Les Confrères sont des membres de l’Ordre Templeisen.cependant, contrairement aux Templeisen, ils n’ont pas prêté serment à l’Ordre. 

Les Confrères se reconnaissent par leur tenue qui est légèrement differente: le surcot est bleu au lieu de blanc et la croix de l’Ordre se porte sur l’épaule droite au lieu de l’épaule gauche pour les Templeisen. 

De même, s’ils sont chevaliers et disposent d’armoiries, ils ont le droit de les porter sur leur surcot et sur leur écus. 

Les Confrères respectent les valeurs de la chevalerie et sont en quête de la connaissance, quelle qu’elle soit. Ils entretiennent une formation personnelle et commune aussi bien physique que mentale ou ésotérique.
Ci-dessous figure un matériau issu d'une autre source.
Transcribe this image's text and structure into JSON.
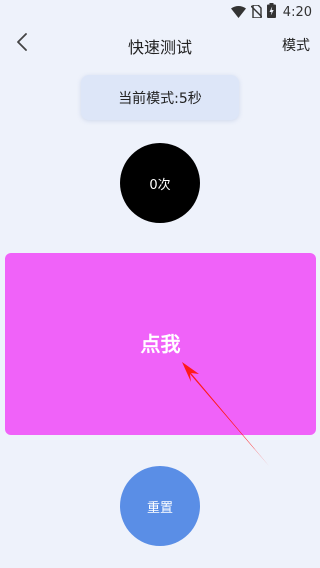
{
  "status_bar": {
    "time": "4:20",
    "icons": [
      "wifi-icon",
      "no-sim-icon",
      "battery-charging-icon"
    ]
  },
  "nav": {
    "back_icon": "chevron-left-icon",
    "title": "快速测试",
    "mode_label": "模式"
  },
  "mode_display": "当前模式:5秒",
  "counter": "0次",
  "tap_button": {
    "label": "点我",
    "color": "#f062f9"
  },
  "annotation": {
    "arrow_color": "#ff1a1a"
  },
  "reset_button": {
    "label": "重置",
    "color": "#5a8ee6"
  }
}
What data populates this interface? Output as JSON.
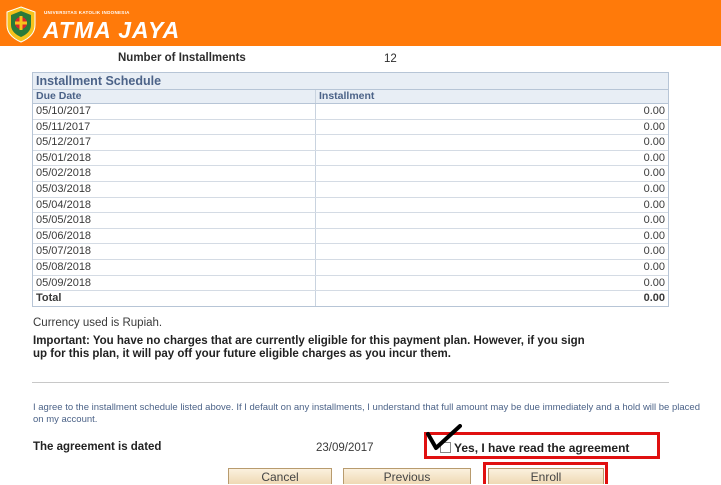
{
  "branding": {
    "university_small": "UNIVERSITAS KATOLIK INDONESIA",
    "university_name": "ATMA JAYA",
    "banner_color": "#ff7a0a"
  },
  "plan": {
    "installments_label": "Number of Installments",
    "installments_value": "12"
  },
  "schedule": {
    "title": "Installment Schedule",
    "columns": [
      "Due Date",
      "Installment"
    ],
    "rows": [
      {
        "due_date": "05/10/2017",
        "amount": "0.00"
      },
      {
        "due_date": "05/11/2017",
        "amount": "0.00"
      },
      {
        "due_date": "05/12/2017",
        "amount": "0.00"
      },
      {
        "due_date": "05/01/2018",
        "amount": "0.00"
      },
      {
        "due_date": "05/02/2018",
        "amount": "0.00"
      },
      {
        "due_date": "05/03/2018",
        "amount": "0.00"
      },
      {
        "due_date": "05/04/2018",
        "amount": "0.00"
      },
      {
        "due_date": "05/05/2018",
        "amount": "0.00"
      },
      {
        "due_date": "05/06/2018",
        "amount": "0.00"
      },
      {
        "due_date": "05/07/2018",
        "amount": "0.00"
      },
      {
        "due_date": "05/08/2018",
        "amount": "0.00"
      },
      {
        "due_date": "05/09/2018",
        "amount": "0.00"
      }
    ],
    "total_label": "Total",
    "total_value": "0.00"
  },
  "notes": {
    "currency": "Currency used is Rupiah.",
    "important": "Important:  You have no charges that are currently eligible for this payment plan. However, if you sign up for this plan, it will pay off your future eligible charges as you incur them."
  },
  "agreement": {
    "text": "I agree to the installment schedule listed above.  If I default on any installments, I understand that full amount may be due immediately and a hold will be placed on my account.",
    "dated_label": "The agreement is dated",
    "dated_value": "23/09/2017",
    "checkbox_label": "Yes, I have read the agreement",
    "checked": false
  },
  "buttons": {
    "cancel": "Cancel",
    "previous": "Previous",
    "enroll": "Enroll"
  },
  "annotation_color": "#e01010"
}
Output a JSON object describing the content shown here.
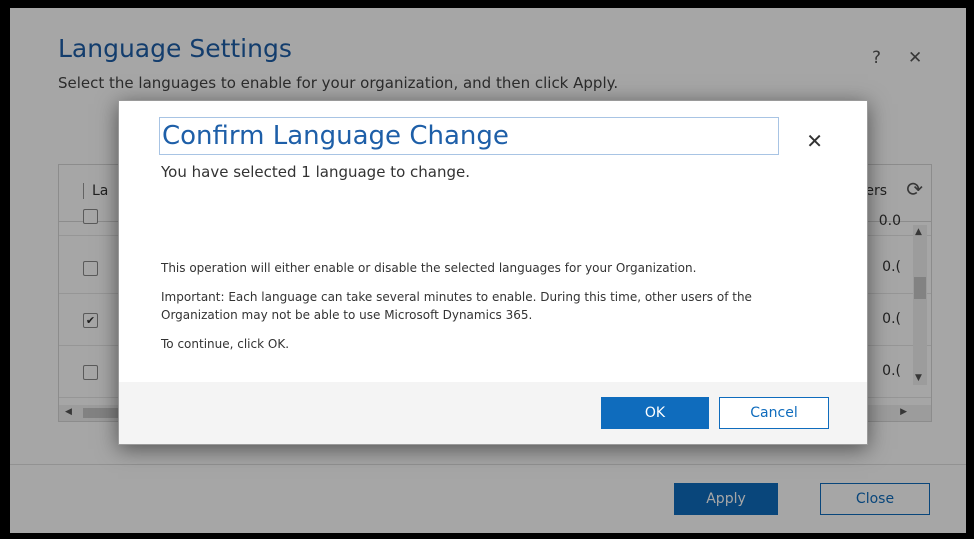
{
  "page": {
    "title": "Language Settings",
    "subtitle": "Select the languages to enable for your organization, and then click Apply.",
    "help_icon": "?",
    "close_icon": "✕"
  },
  "grid": {
    "column_language": "La",
    "column_users": "ers",
    "refresh_icon": "⟳",
    "rows": [
      {
        "checked": false,
        "value": "0.0"
      },
      {
        "checked": false,
        "value": "0.("
      },
      {
        "checked": true,
        "value": "0.("
      },
      {
        "checked": false,
        "value": "0.("
      }
    ]
  },
  "footer": {
    "apply_label": "Apply",
    "close_label": "Close"
  },
  "dialog": {
    "title": "Confirm Language Change",
    "subtitle": "You have selected 1 language to change.",
    "close_icon": "✕",
    "body_line1": "This operation will either enable or disable the selected languages for your Organization.",
    "body_line2": "Important: Each language can take several minutes to enable. During this time, other users of the Organization may not be able to use Microsoft Dynamics 365.",
    "body_line3": "To continue, click OK.",
    "ok_label": "OK",
    "cancel_label": "Cancel"
  },
  "colors": {
    "accent": "#0f6cbd",
    "title_blue": "#1e5fa8"
  }
}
Les Confrères participent aussi aux oeuvres de charité à travers l’ordre.

Les Confrères participent aux chapitres et aux réunions afin de présenter leurs recherches, échanger sur certains points.
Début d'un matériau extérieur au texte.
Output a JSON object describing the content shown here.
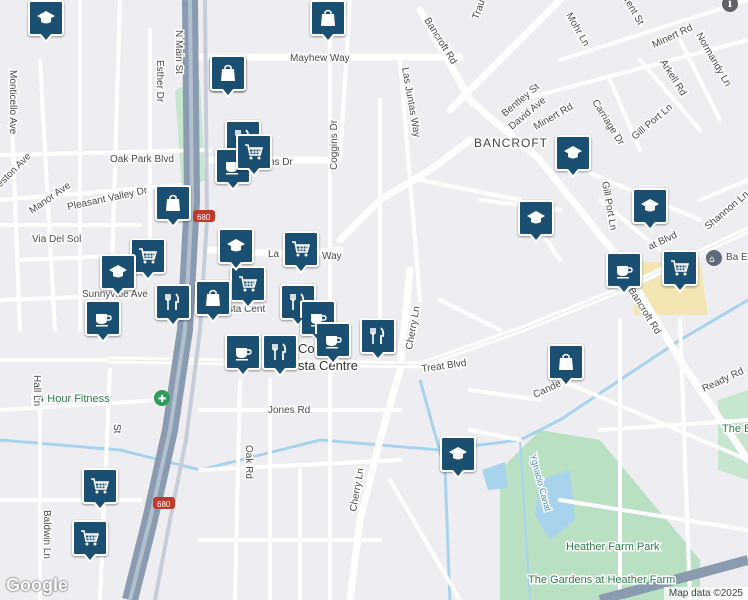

Le rôle des Confrères n’est pas de faire du cosplay ou de la reconstitution historique, mais de la recherche, de l’apprentissage et du perfectionnement en tant que personne et tant que membre d’un groupe.


Les Confrères n’ont pas prêté serment à l’ordre, ils ne peuvent pas donc avoir accès aux recherches les plus élevées.

La position de Confrère est parfaitement adaptée pour les personnes qui ne peuvent ou ne veulent pas s’investir complètement dans la vie et les recherches de l’Ordre, mais qui désirent quand même être présent autant que possible.

Les Confrères tirent leur origine de la tradition Teutonique où les nobles qui ne désiraient pas faire de vœux permanent pouvaient rejoindre l’ordre de manière temporaire. On retrouve la signification du mot dans son étymologie: Con-frères signifie Avec les frères. 

Les Confrères étaient soumis à la règle commune pendant le temps d’une campagne ou pendant plusieurs années. Ils pouvaient se marier mais la moitié de leurs biens revenait à l’Ordre lors de leur mort. 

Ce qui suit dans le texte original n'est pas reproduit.